The court’s decision to dismiss Michael’s challenge against his parliamentary suspension has shed light on the legal intricacies surrounding the matter.
On Wednesday morning, the High Court ruled that it lacked jurisdiction over the internal proceedings of the legislative body. Furthermore, the court turned down Michael’s request for an injunction to revoke his suspension from the Lower House.
Notably, Dr. David Dorsette, the legal representative for Speaker of the House Sir Gerald Watt KC, contended that the Speaker contested the court’s authority to dictate or influence the functioning of the Parliament.
In a recent interview with state media, Dr. Dorsette highlighted a constitutional provision stating that matters conducted within the House are not subject to judicial review.
Termed as the “privileges clause,” this provision typically arises in the context of statements made by parliamentarians.
Dr. Dorsette clarified that this clause is intended to safeguard the autonomy of parliamentary proceedings from external legal intervention.
“Anything that they say in Parliament cannot be the subject of a court case; usually, it rises in the context where persons alleged that they have been defamed in Parliament and the law and the constitution say that whatever is said cannot be inquired into court, but it applies not just to things said but to things done,” Dorsette explained.
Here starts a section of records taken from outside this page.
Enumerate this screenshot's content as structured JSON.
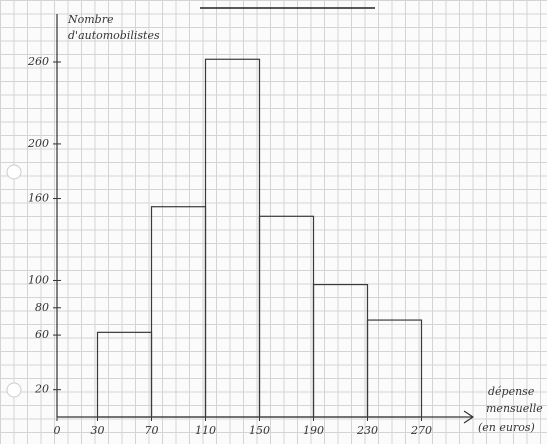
{
  "chart_data": {
    "type": "histogram",
    "ylabel": [
      "Nombre",
      "d'automobilistes"
    ],
    "xlabel": [
      "dépense",
      "mensuelle",
      "(en euros)"
    ],
    "bins": [
      30,
      70,
      110,
      150,
      190,
      230,
      270
    ],
    "values": [
      62,
      154,
      262,
      147,
      97,
      71
    ],
    "color": "#3a3a3a",
    "xlim": [
      0,
      300
    ],
    "xticks": [
      0,
      30,
      70,
      110,
      150,
      190,
      230,
      270
    ],
    "ylim": [
      0,
      260
    ],
    "yticks": [
      20,
      60,
      80,
      100,
      160,
      200,
      260
    ],
    "grid": true
  }
}
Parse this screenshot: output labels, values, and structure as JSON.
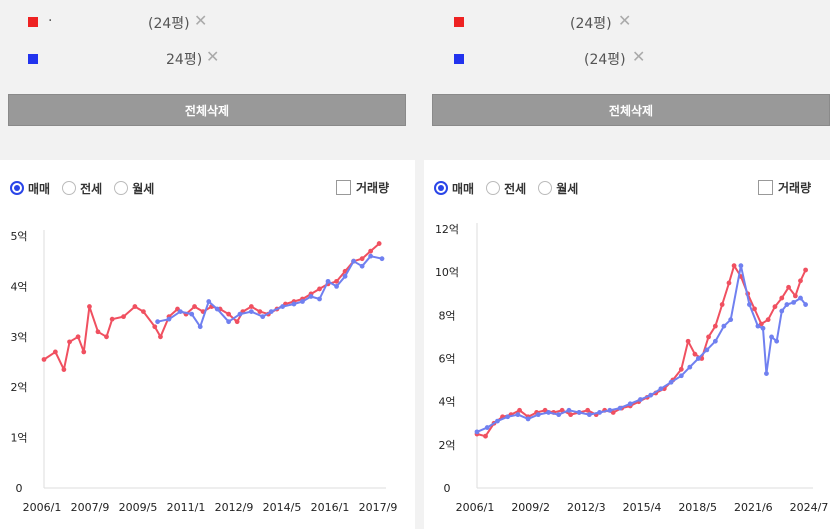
{
  "left": {
    "items": [
      {
        "label": "·",
        "size": "(24평)",
        "color": "#ee2222"
      },
      {
        "label": "",
        "size": "24평)",
        "color": "#2233ee"
      }
    ],
    "delete_all_label": "전체삭제",
    "radios": [
      {
        "label": "매매",
        "selected": true
      },
      {
        "label": "전세",
        "selected": false
      },
      {
        "label": "월세",
        "selected": false
      }
    ],
    "volume_label": "거래량",
    "chart_data": {
      "type": "line",
      "ylim": [
        0,
        5
      ],
      "yticks": [
        "0",
        "1억",
        "2억",
        "3억",
        "4억",
        "5억"
      ],
      "xticks": [
        "2006/1",
        "2007/9",
        "2009/5",
        "2011/1",
        "2012/9",
        "2014/5",
        "2016/1",
        "2017/9"
      ],
      "series": [
        {
          "color": "#f05060",
          "points": [
            [
              2006.0,
              2.55
            ],
            [
              2006.4,
              2.7
            ],
            [
              2006.7,
              2.35
            ],
            [
              2006.9,
              2.9
            ],
            [
              2007.2,
              3.0
            ],
            [
              2007.4,
              2.7
            ],
            [
              2007.6,
              3.6
            ],
            [
              2007.9,
              3.1
            ],
            [
              2008.2,
              3.0
            ],
            [
              2008.4,
              3.35
            ],
            [
              2008.8,
              3.4
            ],
            [
              2009.2,
              3.6
            ],
            [
              2009.5,
              3.5
            ],
            [
              2009.9,
              3.2
            ],
            [
              2010.1,
              3.0
            ],
            [
              2010.4,
              3.4
            ],
            [
              2010.7,
              3.55
            ],
            [
              2011.0,
              3.45
            ],
            [
              2011.3,
              3.6
            ],
            [
              2011.6,
              3.5
            ],
            [
              2011.9,
              3.6
            ],
            [
              2012.2,
              3.55
            ],
            [
              2012.5,
              3.45
            ],
            [
              2012.8,
              3.3
            ],
            [
              2013.0,
              3.5
            ],
            [
              2013.3,
              3.6
            ],
            [
              2013.6,
              3.5
            ],
            [
              2013.9,
              3.45
            ],
            [
              2014.2,
              3.55
            ],
            [
              2014.5,
              3.65
            ],
            [
              2014.8,
              3.7
            ],
            [
              2015.1,
              3.75
            ],
            [
              2015.4,
              3.85
            ],
            [
              2015.7,
              3.95
            ],
            [
              2016.0,
              4.05
            ],
            [
              2016.3,
              4.1
            ],
            [
              2016.6,
              4.3
            ],
            [
              2016.9,
              4.5
            ],
            [
              2017.2,
              4.55
            ],
            [
              2017.5,
              4.7
            ],
            [
              2017.8,
              4.85
            ]
          ]
        },
        {
          "color": "#7080f0",
          "points": [
            [
              2010.0,
              3.3
            ],
            [
              2010.4,
              3.35
            ],
            [
              2010.8,
              3.5
            ],
            [
              2011.2,
              3.45
            ],
            [
              2011.5,
              3.2
            ],
            [
              2011.8,
              3.7
            ],
            [
              2012.1,
              3.55
            ],
            [
              2012.5,
              3.3
            ],
            [
              2012.9,
              3.45
            ],
            [
              2013.3,
              3.5
            ],
            [
              2013.7,
              3.4
            ],
            [
              2014.0,
              3.5
            ],
            [
              2014.4,
              3.6
            ],
            [
              2014.8,
              3.65
            ],
            [
              2015.1,
              3.7
            ],
            [
              2015.4,
              3.8
            ],
            [
              2015.7,
              3.75
            ],
            [
              2016.0,
              4.1
            ],
            [
              2016.3,
              4.0
            ],
            [
              2016.6,
              4.2
            ],
            [
              2016.9,
              4.5
            ],
            [
              2017.2,
              4.4
            ],
            [
              2017.5,
              4.6
            ],
            [
              2017.9,
              4.55
            ]
          ]
        }
      ]
    }
  },
  "right": {
    "items": [
      {
        "label": "",
        "size": "(24평)",
        "color": "#ee2222"
      },
      {
        "label": "",
        "size": "(24평)",
        "color": "#2233ee"
      }
    ],
    "delete_all_label": "전체삭제",
    "radios": [
      {
        "label": "매매",
        "selected": true
      },
      {
        "label": "전세",
        "selected": false
      },
      {
        "label": "월세",
        "selected": false
      }
    ],
    "volume_label": "거래량",
    "chart_data": {
      "type": "line",
      "ylim": [
        0,
        12
      ],
      "yticks": [
        "0",
        "2억",
        "4억",
        "6억",
        "8억",
        "10억",
        "12억"
      ],
      "xticks": [
        "2006/1",
        "2009/2",
        "2012/3",
        "2015/4",
        "2018/5",
        "2021/6",
        "2024/7"
      ],
      "series": [
        {
          "color": "#f05060",
          "points": [
            [
              2006.0,
              2.5
            ],
            [
              2006.5,
              2.4
            ],
            [
              2007.0,
              3.0
            ],
            [
              2007.5,
              3.3
            ],
            [
              2008.0,
              3.4
            ],
            [
              2008.5,
              3.6
            ],
            [
              2009.0,
              3.3
            ],
            [
              2009.5,
              3.5
            ],
            [
              2010.0,
              3.6
            ],
            [
              2010.5,
              3.5
            ],
            [
              2011.0,
              3.6
            ],
            [
              2011.5,
              3.4
            ],
            [
              2012.0,
              3.5
            ],
            [
              2012.5,
              3.6
            ],
            [
              2013.0,
              3.4
            ],
            [
              2013.5,
              3.6
            ],
            [
              2014.0,
              3.5
            ],
            [
              2014.5,
              3.7
            ],
            [
              2015.0,
              3.8
            ],
            [
              2015.5,
              4.0
            ],
            [
              2016.0,
              4.2
            ],
            [
              2016.5,
              4.4
            ],
            [
              2017.0,
              4.6
            ],
            [
              2017.5,
              5.0
            ],
            [
              2018.0,
              5.5
            ],
            [
              2018.4,
              6.8
            ],
            [
              2018.8,
              6.2
            ],
            [
              2019.2,
              6.0
            ],
            [
              2019.6,
              7.0
            ],
            [
              2020.0,
              7.5
            ],
            [
              2020.4,
              8.5
            ],
            [
              2020.8,
              9.5
            ],
            [
              2021.1,
              10.3
            ],
            [
              2021.5,
              9.8
            ],
            [
              2021.9,
              9.0
            ],
            [
              2022.3,
              8.3
            ],
            [
              2022.7,
              7.6
            ],
            [
              2023.1,
              7.8
            ],
            [
              2023.5,
              8.4
            ],
            [
              2023.9,
              8.8
            ],
            [
              2024.3,
              9.3
            ],
            [
              2024.7,
              8.9
            ],
            [
              2025.0,
              9.6
            ],
            [
              2025.3,
              10.1
            ]
          ]
        },
        {
          "color": "#7080f0",
          "points": [
            [
              2006.0,
              2.6
            ],
            [
              2006.6,
              2.8
            ],
            [
              2007.2,
              3.1
            ],
            [
              2007.8,
              3.3
            ],
            [
              2008.4,
              3.4
            ],
            [
              2009.0,
              3.2
            ],
            [
              2009.6,
              3.4
            ],
            [
              2010.2,
              3.5
            ],
            [
              2010.8,
              3.4
            ],
            [
              2011.4,
              3.6
            ],
            [
              2012.0,
              3.5
            ],
            [
              2012.6,
              3.4
            ],
            [
              2013.2,
              3.5
            ],
            [
              2013.8,
              3.6
            ],
            [
              2014.4,
              3.7
            ],
            [
              2015.0,
              3.9
            ],
            [
              2015.6,
              4.1
            ],
            [
              2016.2,
              4.3
            ],
            [
              2016.8,
              4.6
            ],
            [
              2017.4,
              4.9
            ],
            [
              2018.0,
              5.2
            ],
            [
              2018.5,
              5.6
            ],
            [
              2019.0,
              6.0
            ],
            [
              2019.5,
              6.4
            ],
            [
              2020.0,
              6.8
            ],
            [
              2020.5,
              7.5
            ],
            [
              2020.9,
              7.8
            ],
            [
              2021.5,
              10.3
            ],
            [
              2022.0,
              8.5
            ],
            [
              2022.5,
              7.5
            ],
            [
              2022.8,
              7.4
            ],
            [
              2023.0,
              5.3
            ],
            [
              2023.3,
              7.0
            ],
            [
              2023.6,
              6.8
            ],
            [
              2023.9,
              8.2
            ],
            [
              2024.2,
              8.5
            ],
            [
              2024.6,
              8.6
            ],
            [
              2025.0,
              8.8
            ],
            [
              2025.3,
              8.5
            ]
          ]
        }
      ]
    }
  }
}
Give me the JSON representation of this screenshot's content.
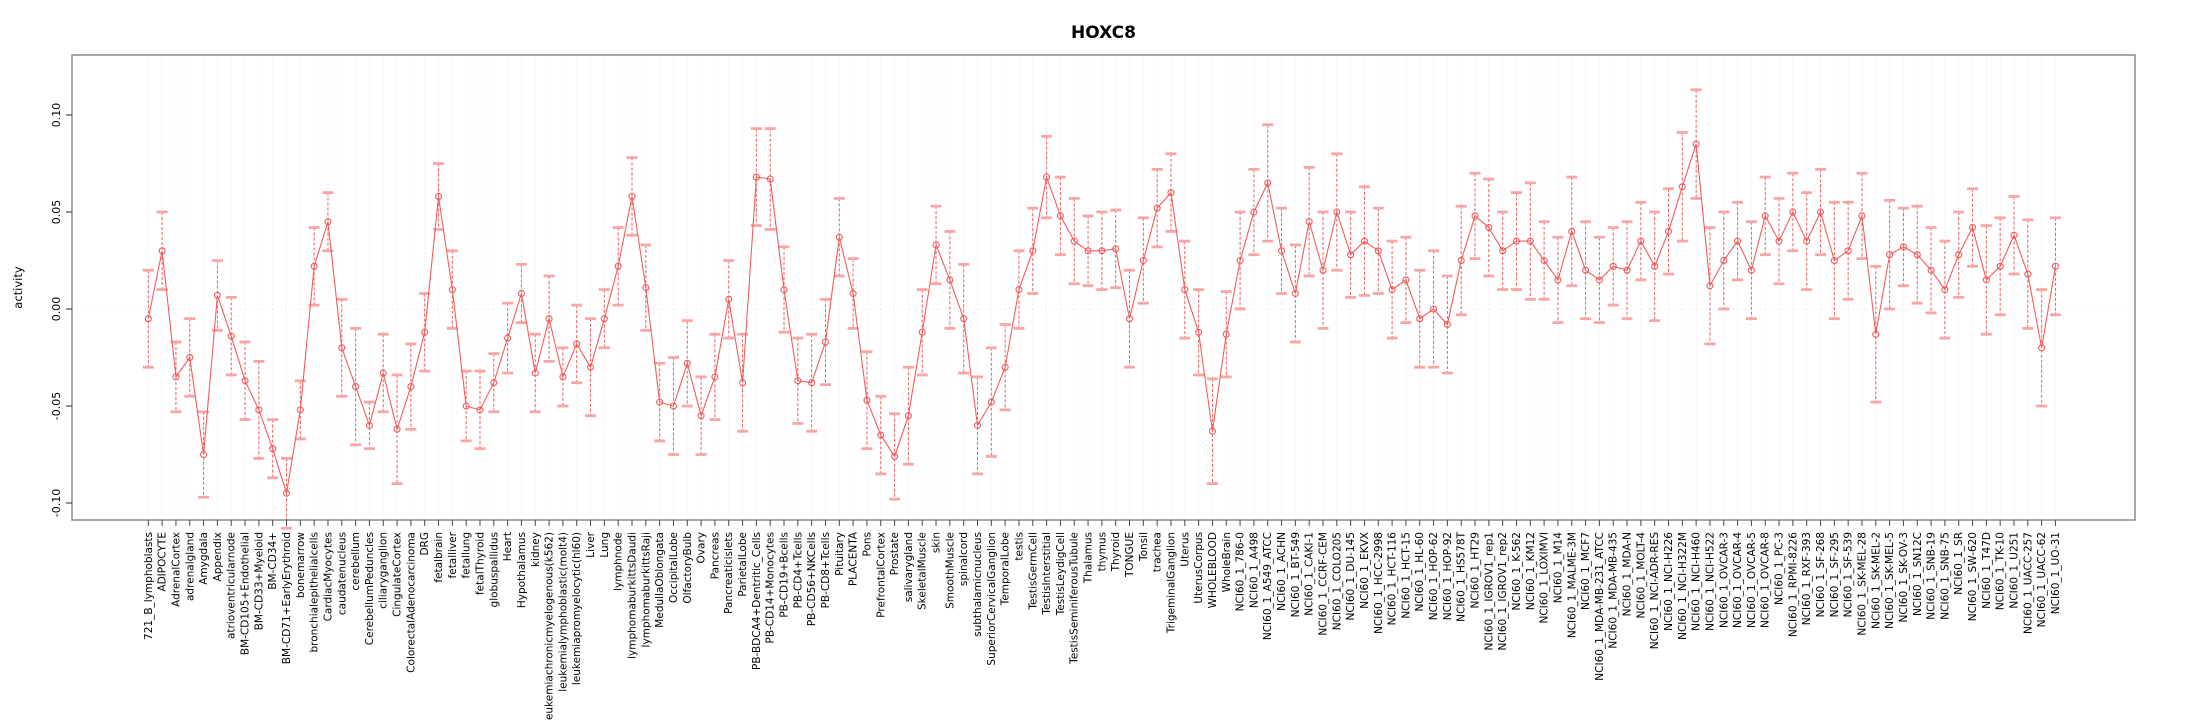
{
  "title": "HOXC8",
  "y_axis": {
    "label": "activity",
    "tick_labels": [
      "0.10",
      "0.05",
      "0.00",
      "-0.05",
      "-0.10"
    ],
    "tick_values": [
      0.1,
      0.05,
      0.0,
      -0.05,
      -0.1
    ]
  },
  "colors": {
    "series_main": "#f25c5c",
    "error_cap": "#f7a6a6",
    "grid": "#dcdcdc",
    "zero_line": "#e2e2e2",
    "box": "#828282",
    "tick": "#4a4a4a",
    "text": "#000000",
    "background": "#ffffff"
  },
  "chart_data": {
    "type": "line",
    "title": "HOXC8",
    "xlabel": "",
    "ylabel": "activity",
    "ylim": [
      -0.11,
      0.13
    ],
    "grid": "dashed vertical gridline per category; dotted horizontal line at 0.00",
    "legend_position": "none",
    "marker": "open-circle",
    "error_bars": true,
    "categories": [
      "721_B_lymphoblasts",
      "ADIPOCYTE",
      "AdrenalCortex",
      "adrenalgland",
      "Amygdala",
      "Appendix",
      "atrioventricularnode",
      "BM-CD105+Endothelial",
      "BM-CD33+Myeloid",
      "BM-CD34+",
      "BM-CD71+EarlyErythroid",
      "bonemarrow",
      "bronchialepithelialcells",
      "CardiacMyocytes",
      "caudatenucleus",
      "cerebellum",
      "CerebellumPeduncles",
      "ciliaryganglion",
      "CingulateCortex",
      "ColorectalAdenocarcinoma",
      "DRG",
      "fetalbrain",
      "fetalliver",
      "fetallung",
      "fetalThyroid",
      "globuspallidus",
      "Heart",
      "Hypothalamus",
      "kidney",
      "leukemiachronicmyelogenous(k562)",
      "leukemialymphoblastic(molt4)",
      "leukemiapromyelocytic(hl60)",
      "Liver",
      "Lung",
      "lymphnode",
      "lymphomaburkittsDaudi",
      "lymphomaburkittsRaji",
      "MedullaOblongata",
      "OccipitalLobe",
      "OlfactoryBulb",
      "Ovary",
      "Pancreas",
      "Pancreaticislets",
      "ParietalLobe",
      "PB-BDCA4+Dentritic_Cells",
      "PB-CD14+Monocytes",
      "PB-CD19+Bcells",
      "PB-CD4+Tcells",
      "PB-CD56+NKCells",
      "PB-CD8+Tcells",
      "Pituitary",
      "PLACENTA",
      "Pons",
      "PrefrontalCortex",
      "Prostate",
      "salivarygland",
      "SkeletalMuscle",
      "skin",
      "SmoothMuscle",
      "spinalcord",
      "subthalamicnucleus",
      "SuperiorCervicalGanglion",
      "TemporalLobe",
      "testis",
      "TestisGermCell",
      "TestisInterstitial",
      "TestisLeydigCell",
      "TestisSeminiferousTubule",
      "Thalamus",
      "thymus",
      "Thyroid",
      "TONGUE",
      "Tonsil",
      "trachea",
      "TrigeminalGanglion",
      "Uterus",
      "UterusCorpus",
      "WHOLEBLOOD",
      "WholeBrain",
      "NCI60_1_786-0",
      "NCI60_1_A498",
      "NCI60_1_A549_ATCC",
      "NCI60_1_ACHN",
      "NCI60_1_BT-549",
      "NCI60_1_CAKI-1",
      "NCI60_1_CCRF-CEM",
      "NCI60_1_COLO205",
      "NCI60_1_DU-145",
      "NCI60_1_EKVX",
      "NCI60_1_HCC-2998",
      "NCI60_1_HCT-116",
      "NCI60_1_HCT-15",
      "NCI60_1_HL-60",
      "NCI60_1_HOP-62",
      "NCI60_1_HOP-92",
      "NCI60_1_HS578T",
      "NCI60_1_HT29",
      "NCI60_1_IGROV1_rep1",
      "NCI60_1_IGROV1_rep2",
      "NCI60_1_K-562",
      "NCI60_1_KM12",
      "NCI60_1_LOXIMVI",
      "NCI60_1_M14",
      "NCI60_1_MALME-3M",
      "NCI60_1_MCF7",
      "NCI60_1_MDA-MB-231_ATCC",
      "NCI60_1_MDA-MB-435",
      "NCI60_1_MDA-N",
      "NCI60_1_MOLT-4",
      "NCI60_1_NCI-ADR-RES",
      "NCI60_1_NCI-H226",
      "NCI60_1_NCI-H322M",
      "NCI60_1_NCI-H460",
      "NCI60_1_NCI-H522",
      "NCI60_1_OVCAR-3",
      "NCI60_1_OVCAR-4",
      "NCI60_1_OVCAR-5",
      "NCI60_1_OVCAR-8",
      "NCI60_1_PC-3",
      "NCI60_1_RPMI-8226",
      "NCI60_1_RXF-393",
      "NCI60_1_SF-268",
      "NCI60_1_SF-295",
      "NCI60_1_SF-539",
      "NCI60_1_SK-MEL-28",
      "NCI60_1_SK-MEL-2",
      "NCI60_1_SK-MEL-5",
      "NCI60_1_SK-OV-3",
      "NCI60_1_SN12C",
      "NCI60_1_SNB-19",
      "NCI60_1_SNB-75",
      "NCI60_1_SR",
      "NCI60_1_SW-620",
      "NCI60_1_T47D",
      "NCI60_1_TK-10",
      "NCI60_1_U251",
      "NCI60_1_UACC-257",
      "NCI60_1_UACC-62",
      "NCI60_1_UO-31"
    ],
    "series": [
      {
        "name": "activity",
        "values": [
          -0.005,
          0.03,
          -0.035,
          -0.025,
          -0.075,
          0.007,
          -0.014,
          -0.037,
          -0.052,
          -0.072,
          -0.095,
          -0.052,
          0.022,
          0.045,
          -0.02,
          -0.04,
          -0.06,
          -0.033,
          -0.062,
          -0.04,
          -0.012,
          0.058,
          0.01,
          -0.05,
          -0.052,
          -0.038,
          -0.015,
          0.008,
          -0.033,
          -0.005,
          -0.035,
          -0.018,
          -0.03,
          -0.005,
          0.022,
          0.058,
          0.011,
          -0.048,
          -0.05,
          -0.028,
          -0.055,
          -0.035,
          0.005,
          -0.038,
          0.068,
          0.067,
          0.01,
          -0.037,
          -0.038,
          -0.017,
          0.037,
          0.008,
          -0.047,
          -0.065,
          -0.076,
          -0.055,
          -0.012,
          0.033,
          0.015,
          -0.005,
          -0.06,
          -0.048,
          -0.03,
          0.01,
          0.03,
          0.068,
          0.048,
          0.035,
          0.03,
          0.03,
          0.031,
          -0.005,
          0.025,
          0.052,
          0.06,
          0.01,
          -0.012,
          -0.063,
          -0.013,
          0.025,
          0.05,
          0.065,
          0.03,
          0.008,
          0.045,
          0.02,
          0.05,
          0.028,
          0.035,
          0.03,
          0.01,
          0.015,
          -0.005,
          0.0,
          -0.008,
          0.025,
          0.048,
          0.042,
          0.03,
          0.035,
          0.035,
          0.025,
          0.015,
          0.04,
          0.02,
          0.015,
          0.022,
          0.02,
          0.035,
          0.022,
          0.04,
          0.063,
          0.085,
          0.012,
          0.025,
          0.035,
          0.02,
          0.048,
          0.035,
          0.05,
          0.035,
          0.05,
          0.025,
          0.03,
          0.048,
          -0.013,
          0.028,
          0.032,
          0.028,
          0.02,
          0.01,
          0.028,
          0.042,
          0.015,
          0.022,
          0.038,
          0.018,
          -0.02,
          0.022
        ],
        "error_half_widths": [
          0.025,
          0.02,
          0.018,
          0.02,
          0.022,
          0.018,
          0.02,
          0.02,
          0.025,
          0.015,
          0.018,
          0.015,
          0.02,
          0.015,
          0.025,
          0.03,
          0.012,
          0.02,
          0.028,
          0.022,
          0.02,
          0.017,
          0.02,
          0.018,
          0.02,
          0.015,
          0.018,
          0.015,
          0.02,
          0.022,
          0.015,
          0.02,
          0.025,
          0.015,
          0.02,
          0.02,
          0.022,
          0.02,
          0.025,
          0.022,
          0.02,
          0.022,
          0.02,
          0.025,
          0.025,
          0.026,
          0.022,
          0.022,
          0.025,
          0.022,
          0.02,
          0.018,
          0.025,
          0.02,
          0.022,
          0.025,
          0.022,
          0.02,
          0.025,
          0.028,
          0.025,
          0.028,
          0.022,
          0.02,
          0.022,
          0.021,
          0.02,
          0.022,
          0.018,
          0.02,
          0.02,
          0.025,
          0.022,
          0.02,
          0.02,
          0.025,
          0.022,
          0.027,
          0.022,
          0.025,
          0.022,
          0.03,
          0.022,
          0.025,
          0.028,
          0.03,
          0.03,
          0.022,
          0.028,
          0.022,
          0.025,
          0.022,
          0.025,
          0.03,
          0.025,
          0.028,
          0.022,
          0.025,
          0.02,
          0.025,
          0.03,
          0.02,
          0.022,
          0.028,
          0.025,
          0.022,
          0.02,
          0.025,
          0.02,
          0.028,
          0.022,
          0.028,
          0.028,
          0.03,
          0.025,
          0.02,
          0.025,
          0.02,
          0.022,
          0.02,
          0.025,
          0.022,
          0.03,
          0.025,
          0.022,
          0.035,
          0.028,
          0.02,
          0.025,
          0.022,
          0.025,
          0.022,
          0.02,
          0.028,
          0.025,
          0.02,
          0.028,
          0.03,
          0.025
        ]
      }
    ]
  }
}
He also stated that the ruling also affirms the Parliament’s ability to affirm order in its proceedings.
“Given that the House has the authority to regulate its procedures and its proceedings to the extent that things are getting out of hand, members are acting unruly, disruptive etc. the House would have the power to take appropriate action so that order can be restored to the House and the honor of the House is maintained”.